Zuckerberg Pushes Back Against Instagram Addiction Claims

(MENAFN) Meta CEO Mark Zuckerberg took the witness stand Wednesday in a Los Angeles courtroom, delivering combative testimony in which he flatly denied that Instagram was engineered to hook young users — pushing back forcefully against allegations that the platform inflicts lasting harm on children.

In his first-ever courtroom appearance centered on child safety, Zuckerberg squared off against plaintiffs’ attorneys in Los Angeles County Superior Court, defending Meta against a sweeping lawsuit targeting the mental health consequences of social media on minors.

When pressed on whether Meta profits from addicting its users, he was direct: “I’m focused on building a community that is sustainable.”

The case is the opening salvo in a consolidated legal battle involving more than 1,600 plaintiffs — among them over 350 families and more than 250 school districts — who allege that the companies behind Instagram, YouTube, TikTok, and Snapchat deliberately engineered addictive products that have devastated the mental wellbeing of young users.

Zuckerberg argued that addiction runs counter to Meta’s long-term business interests. “If you do something that’s not good for people, maybe they’ll spend more time (on Instagram) short term, but if they’re not happy with it, they’re not going to use it over time.
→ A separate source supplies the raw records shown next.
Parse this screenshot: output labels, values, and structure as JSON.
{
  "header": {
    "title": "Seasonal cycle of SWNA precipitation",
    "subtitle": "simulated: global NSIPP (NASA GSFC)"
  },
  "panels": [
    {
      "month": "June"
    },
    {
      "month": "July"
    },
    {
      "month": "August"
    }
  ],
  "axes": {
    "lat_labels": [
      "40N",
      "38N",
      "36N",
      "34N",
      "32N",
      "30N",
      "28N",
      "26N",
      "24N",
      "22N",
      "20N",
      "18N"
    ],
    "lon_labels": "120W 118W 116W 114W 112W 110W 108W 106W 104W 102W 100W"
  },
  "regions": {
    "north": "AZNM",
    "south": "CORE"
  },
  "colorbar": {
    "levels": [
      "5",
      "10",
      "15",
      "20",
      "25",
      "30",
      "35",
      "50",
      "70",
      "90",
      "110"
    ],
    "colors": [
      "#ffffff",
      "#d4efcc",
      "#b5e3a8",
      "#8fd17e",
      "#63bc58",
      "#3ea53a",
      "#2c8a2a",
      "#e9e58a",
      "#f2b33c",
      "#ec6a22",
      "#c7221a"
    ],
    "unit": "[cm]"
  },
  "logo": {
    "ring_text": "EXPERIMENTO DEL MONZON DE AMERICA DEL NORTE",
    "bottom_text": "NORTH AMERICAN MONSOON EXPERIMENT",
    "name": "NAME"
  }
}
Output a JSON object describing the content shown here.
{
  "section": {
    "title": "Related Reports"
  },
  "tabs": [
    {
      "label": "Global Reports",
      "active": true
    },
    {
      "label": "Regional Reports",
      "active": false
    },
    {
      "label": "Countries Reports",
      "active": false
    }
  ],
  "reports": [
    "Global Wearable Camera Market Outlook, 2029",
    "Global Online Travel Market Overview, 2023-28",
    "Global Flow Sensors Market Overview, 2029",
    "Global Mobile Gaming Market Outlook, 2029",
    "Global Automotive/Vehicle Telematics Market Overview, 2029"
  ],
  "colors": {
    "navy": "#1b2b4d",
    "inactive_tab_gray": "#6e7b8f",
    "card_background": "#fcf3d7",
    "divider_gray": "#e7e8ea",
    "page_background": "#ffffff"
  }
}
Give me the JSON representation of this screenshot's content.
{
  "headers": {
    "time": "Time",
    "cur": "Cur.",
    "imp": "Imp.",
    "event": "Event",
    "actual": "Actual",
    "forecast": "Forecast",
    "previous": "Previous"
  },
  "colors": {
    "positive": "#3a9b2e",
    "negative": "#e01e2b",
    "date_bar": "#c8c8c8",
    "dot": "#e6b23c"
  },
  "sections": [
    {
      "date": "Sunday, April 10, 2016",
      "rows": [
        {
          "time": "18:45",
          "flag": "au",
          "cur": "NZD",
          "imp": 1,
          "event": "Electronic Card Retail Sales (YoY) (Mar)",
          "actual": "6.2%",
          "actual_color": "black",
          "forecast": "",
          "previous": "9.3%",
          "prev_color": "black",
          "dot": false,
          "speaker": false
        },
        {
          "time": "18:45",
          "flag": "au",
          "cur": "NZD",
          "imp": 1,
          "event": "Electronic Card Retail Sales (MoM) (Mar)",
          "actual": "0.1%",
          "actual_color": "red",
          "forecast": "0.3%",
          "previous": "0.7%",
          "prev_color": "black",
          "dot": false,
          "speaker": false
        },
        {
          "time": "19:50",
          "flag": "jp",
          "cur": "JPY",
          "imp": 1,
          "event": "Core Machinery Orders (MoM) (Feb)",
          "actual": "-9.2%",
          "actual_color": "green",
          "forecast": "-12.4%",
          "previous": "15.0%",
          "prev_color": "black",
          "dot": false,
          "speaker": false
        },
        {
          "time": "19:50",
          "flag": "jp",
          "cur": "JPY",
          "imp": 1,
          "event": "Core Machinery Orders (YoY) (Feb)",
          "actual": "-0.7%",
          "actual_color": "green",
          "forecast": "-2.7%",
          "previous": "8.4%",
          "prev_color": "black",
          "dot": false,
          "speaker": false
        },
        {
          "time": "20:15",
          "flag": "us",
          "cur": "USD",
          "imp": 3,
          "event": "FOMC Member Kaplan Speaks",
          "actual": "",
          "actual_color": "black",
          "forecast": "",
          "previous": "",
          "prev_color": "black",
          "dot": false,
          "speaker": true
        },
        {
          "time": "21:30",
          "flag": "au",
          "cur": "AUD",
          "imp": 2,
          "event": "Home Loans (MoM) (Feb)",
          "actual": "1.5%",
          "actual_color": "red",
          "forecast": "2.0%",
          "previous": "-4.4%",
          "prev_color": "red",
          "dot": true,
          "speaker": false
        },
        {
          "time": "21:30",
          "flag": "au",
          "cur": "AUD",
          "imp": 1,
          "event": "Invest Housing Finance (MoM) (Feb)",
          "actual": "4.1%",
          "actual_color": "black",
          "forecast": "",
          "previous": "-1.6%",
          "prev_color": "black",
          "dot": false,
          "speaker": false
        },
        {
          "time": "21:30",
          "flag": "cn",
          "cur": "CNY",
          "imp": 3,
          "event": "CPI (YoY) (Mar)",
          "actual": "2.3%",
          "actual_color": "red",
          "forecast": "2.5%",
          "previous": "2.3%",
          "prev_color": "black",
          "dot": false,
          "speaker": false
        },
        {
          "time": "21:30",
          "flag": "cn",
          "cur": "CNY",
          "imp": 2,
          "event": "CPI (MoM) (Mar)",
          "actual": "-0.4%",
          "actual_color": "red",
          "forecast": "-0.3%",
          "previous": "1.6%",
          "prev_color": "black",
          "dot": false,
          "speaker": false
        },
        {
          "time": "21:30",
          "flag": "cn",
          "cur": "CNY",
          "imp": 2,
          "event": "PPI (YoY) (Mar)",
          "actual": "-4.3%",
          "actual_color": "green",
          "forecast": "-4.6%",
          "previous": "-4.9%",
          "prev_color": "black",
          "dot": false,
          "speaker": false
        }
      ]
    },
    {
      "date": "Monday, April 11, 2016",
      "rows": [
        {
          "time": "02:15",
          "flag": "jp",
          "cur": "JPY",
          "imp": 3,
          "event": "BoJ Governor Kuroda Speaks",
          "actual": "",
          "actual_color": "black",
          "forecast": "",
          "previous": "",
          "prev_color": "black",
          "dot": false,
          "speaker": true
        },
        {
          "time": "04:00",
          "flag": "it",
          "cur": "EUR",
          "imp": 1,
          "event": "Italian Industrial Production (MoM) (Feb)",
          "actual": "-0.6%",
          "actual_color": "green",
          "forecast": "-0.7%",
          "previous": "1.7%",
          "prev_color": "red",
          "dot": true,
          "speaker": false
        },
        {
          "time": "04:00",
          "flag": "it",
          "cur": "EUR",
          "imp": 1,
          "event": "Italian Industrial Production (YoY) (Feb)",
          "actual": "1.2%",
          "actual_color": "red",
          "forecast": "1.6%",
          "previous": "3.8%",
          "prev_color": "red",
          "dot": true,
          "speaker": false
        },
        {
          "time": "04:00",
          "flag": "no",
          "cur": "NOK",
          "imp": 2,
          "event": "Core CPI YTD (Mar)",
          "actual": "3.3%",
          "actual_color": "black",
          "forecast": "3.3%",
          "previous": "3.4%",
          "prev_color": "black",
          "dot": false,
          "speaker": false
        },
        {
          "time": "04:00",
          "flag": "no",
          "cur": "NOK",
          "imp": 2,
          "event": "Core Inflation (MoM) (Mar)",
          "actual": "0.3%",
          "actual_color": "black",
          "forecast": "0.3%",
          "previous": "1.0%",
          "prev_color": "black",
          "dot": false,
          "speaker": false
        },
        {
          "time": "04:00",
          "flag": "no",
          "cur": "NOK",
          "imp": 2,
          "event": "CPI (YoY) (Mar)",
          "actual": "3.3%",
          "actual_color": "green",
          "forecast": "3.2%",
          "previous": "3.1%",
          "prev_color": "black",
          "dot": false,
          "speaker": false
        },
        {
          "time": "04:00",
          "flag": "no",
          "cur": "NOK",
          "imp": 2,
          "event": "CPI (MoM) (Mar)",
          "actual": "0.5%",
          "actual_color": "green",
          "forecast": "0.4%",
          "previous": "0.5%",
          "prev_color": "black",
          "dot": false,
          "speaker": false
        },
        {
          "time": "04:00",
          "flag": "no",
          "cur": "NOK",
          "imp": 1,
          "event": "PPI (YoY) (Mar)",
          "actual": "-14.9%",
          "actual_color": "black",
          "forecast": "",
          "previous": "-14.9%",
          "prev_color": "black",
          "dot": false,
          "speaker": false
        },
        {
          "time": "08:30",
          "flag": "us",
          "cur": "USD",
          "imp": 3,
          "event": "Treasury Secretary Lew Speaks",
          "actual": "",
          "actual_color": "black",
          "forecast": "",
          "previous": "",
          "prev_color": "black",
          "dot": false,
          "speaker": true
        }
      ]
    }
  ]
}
I’m not trying to maximize the amount of time people spend every month,” he said, according to media.

At the center of the trial is the lead plaintiff, a 20-year-old woman identified as K.G.M., referred to in court as Kaley G.M., who was a minor when she claims early and prolonged social media use triggered addiction and deteriorated her mental health. She alleges the platforms were deliberately designed with profit-driven addictive features. TikTok and Snap reached settlements with Kaley ahead of trial, though both companies still face related litigation scheduled for later this year. Kaley attended part of Wednesday’s proceedings but did not take the stand. Her attorney, Mark Lanier, struck a confident tone outside the courtroom, saying it was “going to be a good day.”

Zuckerberg held firm that Instagram has always barred children under 13 from the platform — a claim complicated by Kaley’s allegation that she first created an account at age 9. Addressing the discrepancy, he said, “I generally think that there are a set of people, potentially a meaningful number of people, who lie about their age in order to use our services. There’s a separate and very important question about enforcement, and it’s very difficult.”

The defense ran into turbulence when Lanier introduced a 2018 internal Meta document estimating that approximately 4 million Instagram users were under the age of 13 — accounting for roughly 30% of all American children between 10 and 12 at the time. While Zuckerberg acknowledged that Meta has since developed tools to flag underage users, Lanier countered that no such age verification mechanisms were in place when many of those children first signed up.

Further damaging internal records surfaced during testimony. A 2017 employee message revealed staff members openly criticizing what they described as Zuckerberg’s directive to “go after under 13-year-olds,” with one employee bluntly writing: “Yeah, it was gross the last time he mentioned it.”

A separate 2022 internal document outlined engagement benchmarks targeting 40 minutes of daily Instagram use per user in 2023, with projections climbing to 46 minutes by 2026. Zuckerberg disputed any sinister interpretation of the figures. “These aren’t goals we give the teams for executing their jobs,” he said. “They’re ways we measure across the industry whether what we’re creating is on track.”